But how many of these benefits are supported by scientific evidence and is this practice safe to introduce into your regime?

Is there Scientific Evidence to Support Oil Pulling?

There is a lack of reliable scientific studies to endorse the claims made about this Ayurvedic practice, and the research available is also very limited.  Existing studies have not proven that oil pulling can reduce the incidence of dental caries, gingivitis or improve overall oral health and well-being. There is not only insufficient evidence to support possible benefits of this technique, but a small case study from Japan in 2015 found that there may be a chance of developing a condition called exogenous lipoid pneumonia, due to inhalation of the oily substance.

The handful of studies conducted have found that any positive dental health results from oil pulling are no more effective than using a chlorhexidine (antimicrobial) mouth rinse.  These studies also emphasised that oil pulling wasn’t a replacement for regular oral hygiene practices and dental treatment, but may be used more as an adjunct to them.
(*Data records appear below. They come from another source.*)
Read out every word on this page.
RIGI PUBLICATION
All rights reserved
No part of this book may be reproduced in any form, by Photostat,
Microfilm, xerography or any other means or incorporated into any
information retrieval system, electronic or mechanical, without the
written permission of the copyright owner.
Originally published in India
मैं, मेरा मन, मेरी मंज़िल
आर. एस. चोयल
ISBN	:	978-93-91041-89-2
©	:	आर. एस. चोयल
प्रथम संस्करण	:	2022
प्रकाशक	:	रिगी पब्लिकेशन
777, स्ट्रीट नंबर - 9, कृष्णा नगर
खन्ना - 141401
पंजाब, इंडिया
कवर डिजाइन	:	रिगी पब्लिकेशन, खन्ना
Both the American and Canadian Dental Associations have a similar view: “Oil pulling should not replace brushing twice a day and flossing and although it will not do harm, we are not convinced there are any benefits to the practice.”

The Bottom Line…

Oil pulling isn’t a replacement for brushing twice a day with fluoridated toothpaste, flossing daily and visiting your dentist for regular check-ups. It’s important to discuss with your dentist your dental concerns and goals so they can help you manage any issues and help you achieve and maintain a healthy smile!

 

Stay tuned for next month’s blog where we de-bunk myths surrounding activated charcoal and teeth whitening.  Or check out our blog for other past articles full of handy dental health info.

 

References:

King A., Bad science: Oil pulling, British Dental Journal, 2018.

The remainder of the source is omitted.